I have a 1986 cabriolet that stubbornly resists all my efforts to fix it, and if you guys can't help me, I'm sending the thrice-damned thing to the crusher.
*calms.
Anyway, the deal is this. I was driving it one day last winter and suddenly, for no apparent reason, it _stopped running_.
We trailered it home, I got another car, and I've spent the past year trying to fix it.
When you turn the key, the starter motor goes and it sounds like it's going to start, but it never turns over. The starter motor runs for as long as you hold the key, but the engine will never start.
The cylinders get plenty of fuel, and we've tested the electrical flow all the way from the battery through the ignition coil and the cap and rotor. 
The power flow is good through the rotor _when the cap is off_, but when you clip the cap on, the spark plugs do not spark.
I have replaced the following:
Plugs, (though they're fouled now from trying to start it, they *did* work when I got them.)
Wires, 
Cap, 
Rotor,
Ignition Coil,
Ignition Control Module, 
and Computer.
I am





















going out of my mind.
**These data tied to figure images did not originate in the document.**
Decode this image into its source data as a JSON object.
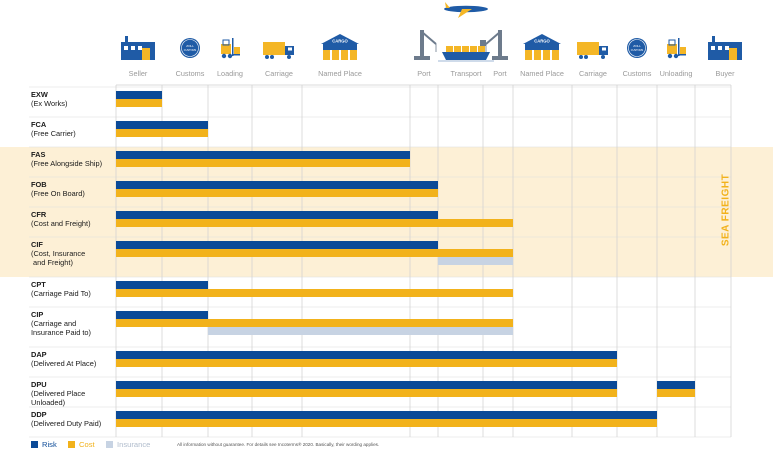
{
  "chart_data": {
    "type": "bar",
    "title": "",
    "stages": [
      "Seller",
      "Customs",
      "Loading",
      "Carriage",
      "Named Place",
      "Port",
      "Transport",
      "Port",
      "Named Place",
      "Carriage",
      "Customs",
      "Unloading",
      "Buyer"
    ],
    "rows": [
      {
        "code": "EXW",
        "full": "(Ex Works)",
        "risk": [
          [
            0,
            1
          ]
        ],
        "cost": [
          [
            0,
            1
          ]
        ],
        "insurance": []
      },
      {
        "code": "FCA",
        "full": "(Free Carrier)",
        "risk": [
          [
            0,
            2
          ]
        ],
        "cost": [
          [
            0,
            2
          ]
        ],
        "insurance": []
      },
      {
        "code": "FAS",
        "full": "(Free Alongside Ship)",
        "risk": [
          [
            0,
            4.5
          ]
        ],
        "cost": [
          [
            0,
            4.5
          ]
        ],
        "insurance": []
      },
      {
        "code": "FOB",
        "full": "(Free On Board)",
        "risk": [
          [
            0,
            5
          ]
        ],
        "cost": [
          [
            0,
            5
          ]
        ],
        "insurance": []
      },
      {
        "code": "CFR",
        "full": "(Cost and Freight)",
        "risk": [
          [
            0,
            5
          ]
        ],
        "cost": [
          [
            0,
            6
          ]
        ],
        "insurance": []
      },
      {
        "code": "CIF",
        "full": "(Cost, Insurance\n and Freight)",
        "risk": [
          [
            0,
            5
          ]
        ],
        "cost": [
          [
            0,
            6
          ]
        ],
        "insurance": [
          [
            5,
            6
          ]
        ]
      },
      {
        "code": "CPT",
        "full": "(Carriage Paid To)",
        "risk": [
          [
            0,
            2
          ]
        ],
        "cost": [
          [
            0,
            6
          ]
        ],
        "insurance": []
      },
      {
        "code": "CIP",
        "full": "(Carriage and\nInsurance Paid to)",
        "risk": [
          [
            0,
            2
          ]
        ],
        "cost": [
          [
            0,
            6
          ]
        ],
        "insurance": [
          [
            2,
            6
          ]
        ]
      },
      {
        "code": "DAP",
        "full": "(Delivered At Place)",
        "risk": [
          [
            0,
            8
          ]
        ],
        "cost": [
          [
            0,
            8
          ]
        ],
        "insurance": []
      },
      {
        "code": "DPU",
        "full": "(Delivered Place\nUnloaded)",
        "risk": [
          [
            0,
            8
          ],
          [
            9,
            10
          ]
        ],
        "cost": [
          [
            0,
            8
          ],
          [
            9,
            10
          ]
        ],
        "insurance": []
      },
      {
        "code": "DDP",
        "full": "(Delivered Duty Paid)",
        "risk": [
          [
            0,
            9
          ]
        ],
        "cost": [
          [
            0,
            9
          ]
        ],
        "insurance": []
      }
    ],
    "sea_freight_label": "SEA FREIGHT",
    "legend": [
      {
        "name": "Risk",
        "color": "#0b4a97"
      },
      {
        "name": "Cost",
        "color": "#f2b21b"
      },
      {
        "name": "Insurance",
        "color": "#c7d3e3"
      }
    ]
  },
  "icons": {
    "cargo_label": "CARGO",
    "customs_text_1": "ZOLL",
    "customs_text_2": "CUSTOMS"
  },
  "footnote": "All information without guarantee. For details see Incoterms® 2020. Basically, their wording applies.",
  "colors": {
    "risk": "#0b4a97",
    "cost": "#f2b21b",
    "insurance": "#c7d3e3",
    "sea": "#fdf0d6",
    "grid": "#cfcfcf",
    "icon_blue": "#1f5ba6",
    "icon_yellow": "#f4b626"
  }
}
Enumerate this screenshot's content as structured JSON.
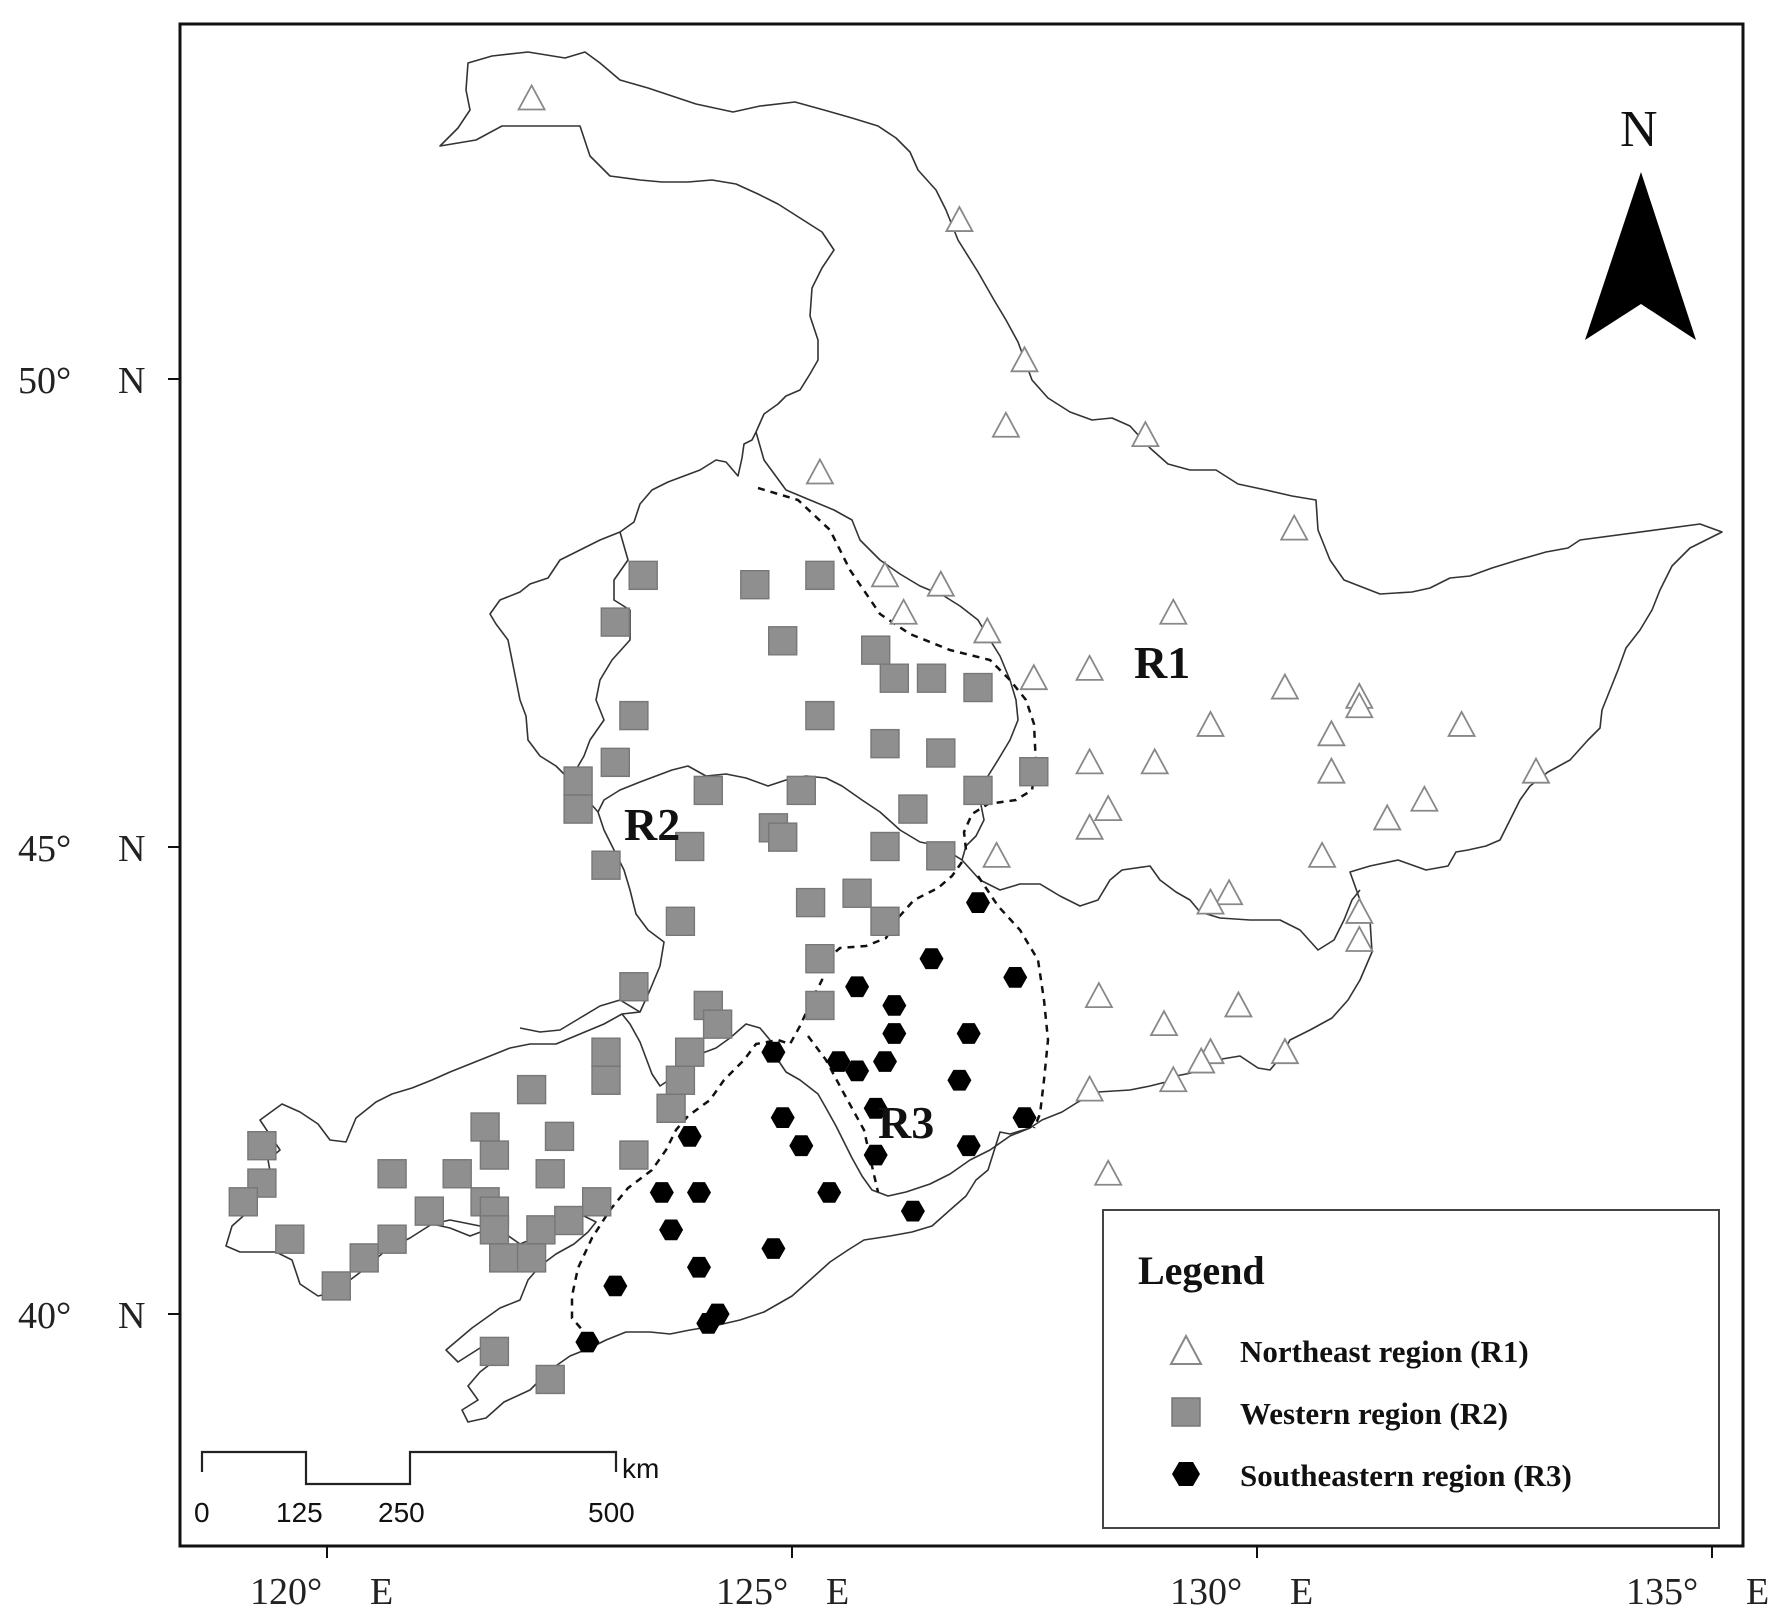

I've replaced _everything_. What the _hell_ is wrong with this car?
Thank you for your feedback,
-Derek.


----------



## Andromeda451 (Jan 6, 2006)

*Re: '86 cabriolet will not start (barraketh)*

Mr. B,
Assuming that the engine does not get spark even though you've replaced "most" of it I would bite the bullet and replace the distributor itself. The cap being off gets spark, installing the cap causes the spark to fail. This tells me the compression of the distributor shaft by the cap is shifting the reluctor away from the Hall sensor just enough to kill the pickup of a valid magnetic pulse. Bushing wear in the distributor may be the culprit. The fact the unit is an '89 indicates it probably has lots of miles on it so this points to wear again. 
If you do have valid, good quality spark change the fuel injectors out. They do have a finite life (305Kmiles on my Fox) and when they wear out the failure mode seems to be either stop injecting completely or open up and dump fuel into the intakes.
Good Luck,
Andromeda451


----------